Remember, in “Casablanca,” security was only an illusion. It was a free French territory, but the Germans kept finding ways to convert life to death. And so we wait in our homes, while the economy crumbles, and we’re “safe” — maybe from the virus, probably not from the economic damage being wrought all around us.

We want safe passage. But maybe there’s no entirely safe passage through this thing.

Day 5: Tests

Today, our president told governors on a phone call that he “hasn’t heard about testing in weeks,” presumably because lack of tests and delivery of test results is no longer a problem.

As with so many things over these last three, excruciatingly long years, Mr.

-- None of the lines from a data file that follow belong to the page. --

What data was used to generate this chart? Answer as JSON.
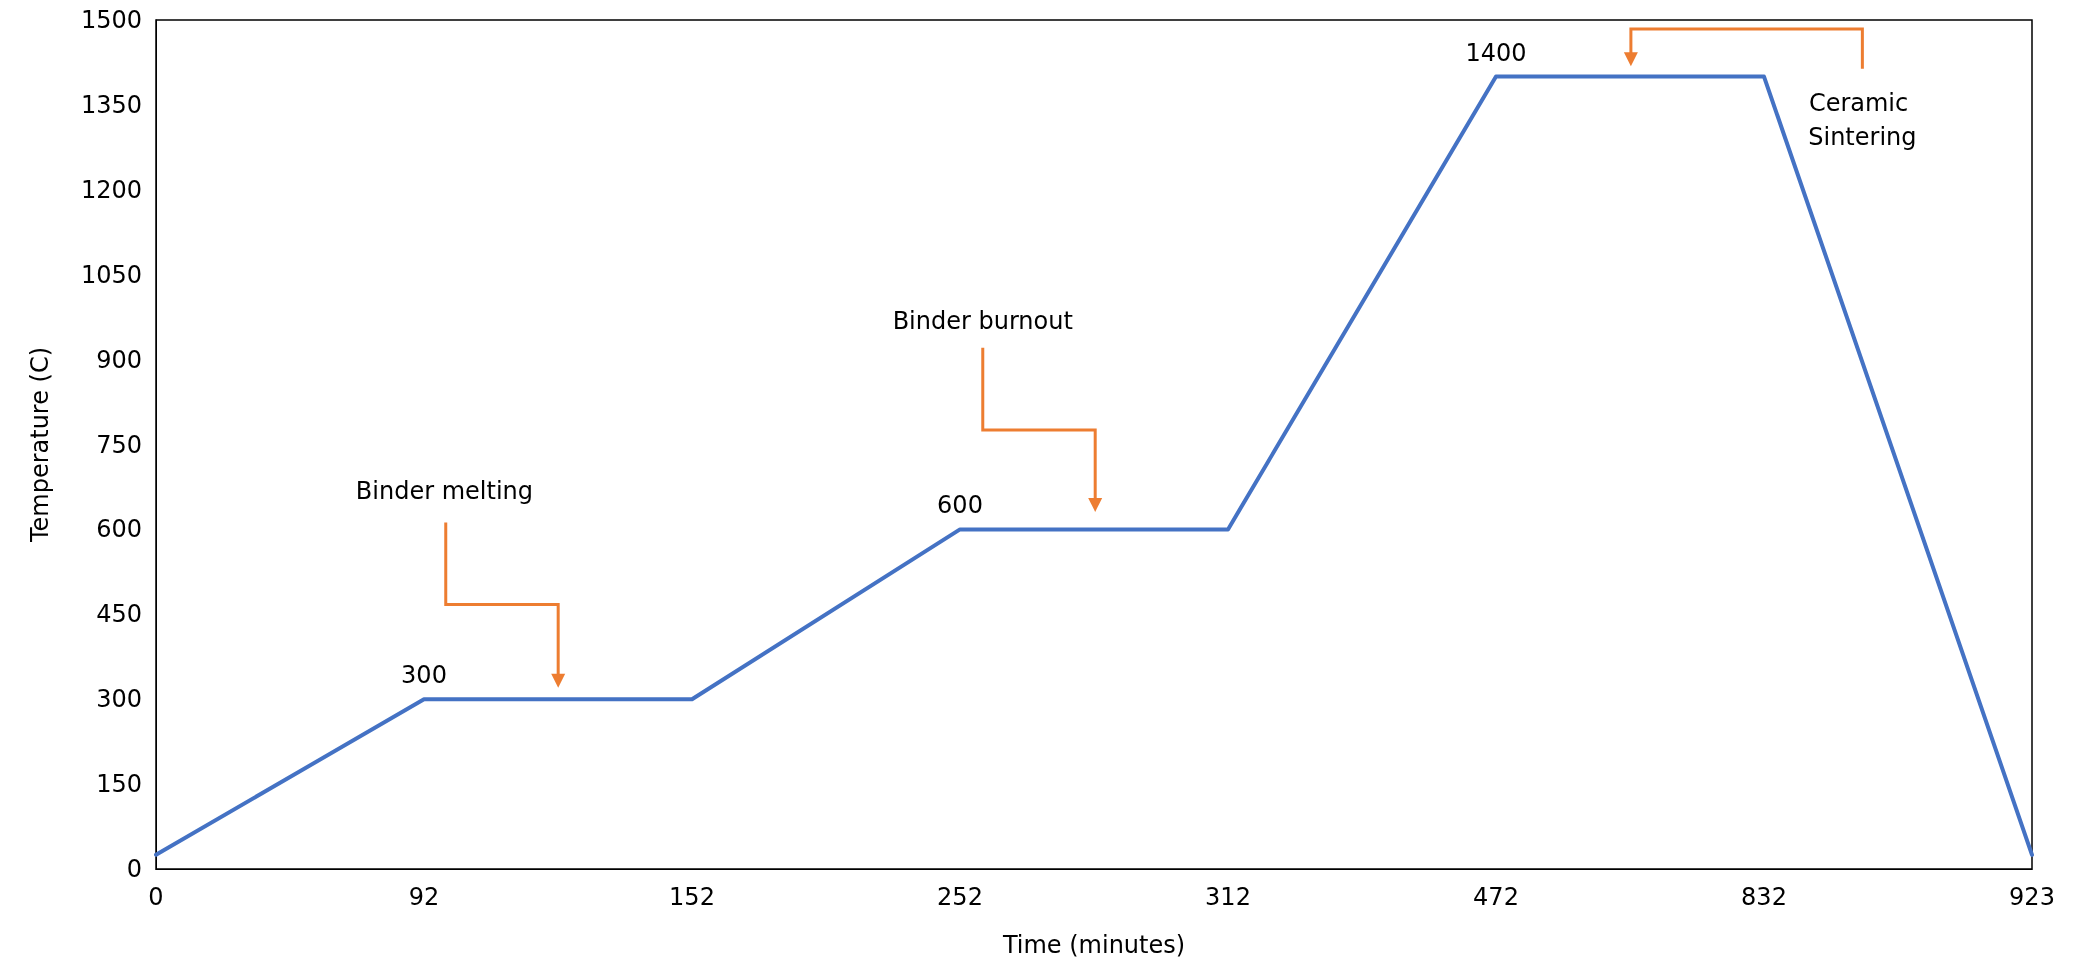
{
  "chart_data": {
    "type": "line",
    "xlabel": "Time (minutes)",
    "ylabel": "Temperature (C)",
    "categories": [
      "0",
      "92",
      "152",
      "252",
      "312",
      "472",
      "832",
      "923"
    ],
    "values": [
      25,
      300,
      300,
      600,
      600,
      1400,
      1400,
      25
    ],
    "value_labels": [
      null,
      "300",
      null,
      "600",
      null,
      "1400",
      null,
      null
    ],
    "color": "#4472c4",
    "marker": "none",
    "line_style": "solid",
    "ylim": [
      0,
      1500
    ],
    "yticks": [
      0,
      150,
      300,
      450,
      600,
      750,
      900,
      1050,
      1200,
      1350,
      1500
    ],
    "annotations": [
      "Binder melting",
      "Binder burnout",
      "Ceramic Sintering"
    ]
  }
}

President, you are wrong again. Only this time, for me, it’s not theoretical. My family and I live every day with the consequences of this administration’s dilly-dallying and cavalier attitude towards mapping and diagnosing coronavirus infections.

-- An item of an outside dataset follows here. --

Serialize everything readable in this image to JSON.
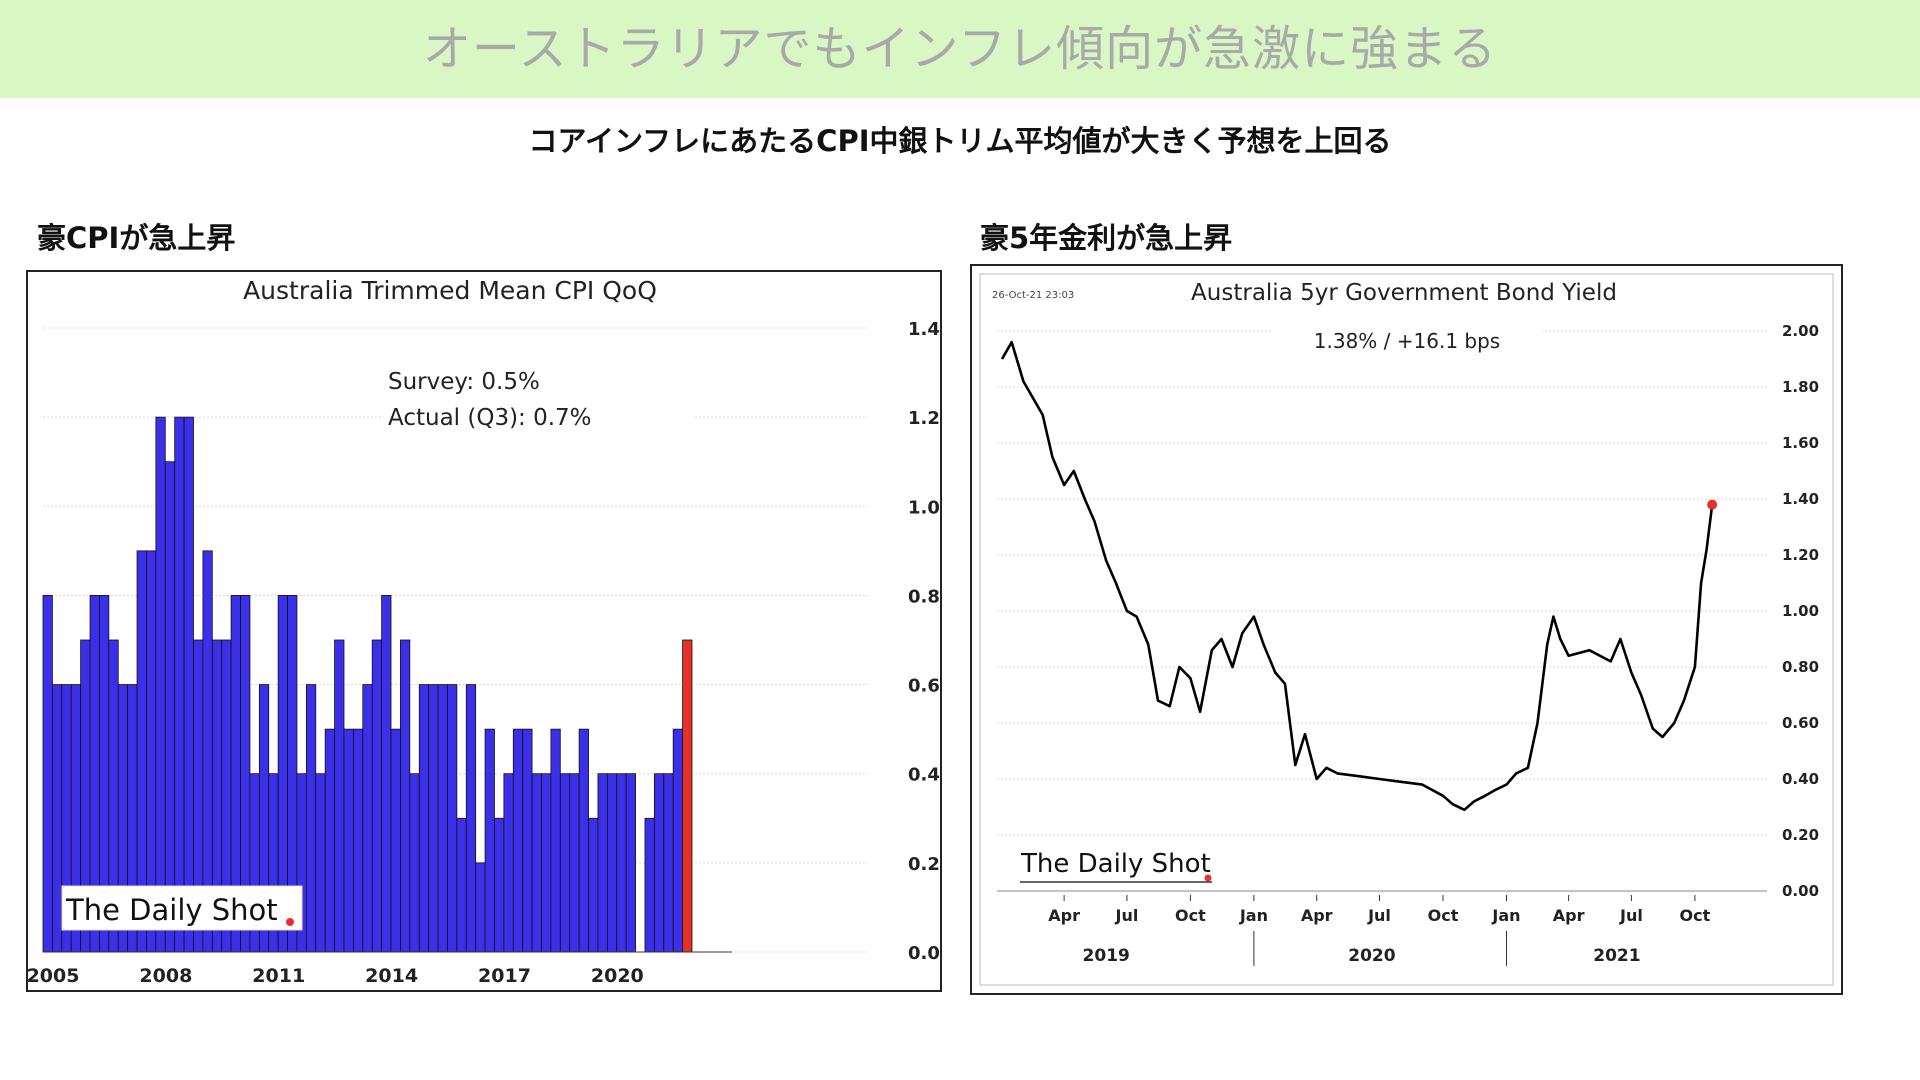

As I’ve written before, I got tested for the coronavirus on Monday, March 23. Eight days later, I still don’t have a result. The latest word I heard is 10 days out from testing, which would have the answer landing in my inbox on Wednesday. But then again, I just heard of a guy who tested in mid-March, and is still awaiting results.

Meanwhile, I’m getting better. By the time I actually hear whether I had COVID-19 on March 23, 2020, I may be completely healed and back to my online Bar Method workouts and two mile dog walks. But still, it matters.

It matters because I’ve spent the last week and a half going, Do I have it? Don’t I have it? Inspecting my symptoms. Second-guessing myself.

It matters because at first it seemed so implausible that I was sick with this famed illness that, even after I tested, my family and I took the notion half-seriously. I mostly stayed in my room. I mostly wore a mask when I ventured into the rest of the house. My daughter lay down next to me on the bed and rolled her eyes when I ordered her to get up. My husband continued to sleep next to me until my coughing at midnight sufficiently freaked him out enough to switch rooms.

Then on Saturday, our daughter and younger son both got sick, her with a hacking cough and minor fever, him with dizziness, coughing, fatigue and vomiting. Even the oldest kid had a sore throat. By today, 48 hours later, the younger two are healing and the oldest completed a 27-mile bike ride. Only my husband has remained symptom-free — and freaked out, wondering if it’s still coming for him, and if so, how badly?

My husband got tested the day after me, and received his negative result 16 hours later, because as a healthcare worker, he went to the front of the line. But that only means he didn’t have it on March 24.

If my test result was back, and I tested negative, then he would know I hadn’t exposed him to the coronavirus. If the test wasn’t so precious, and the kids could get tested, too, then we’d know whether we’ve all had the same thing, or one or more of us has yet to face down COVID-19.

It’s not much. Only peace of mind. Thanks to the bungling of this administration, it’s not to be had around here.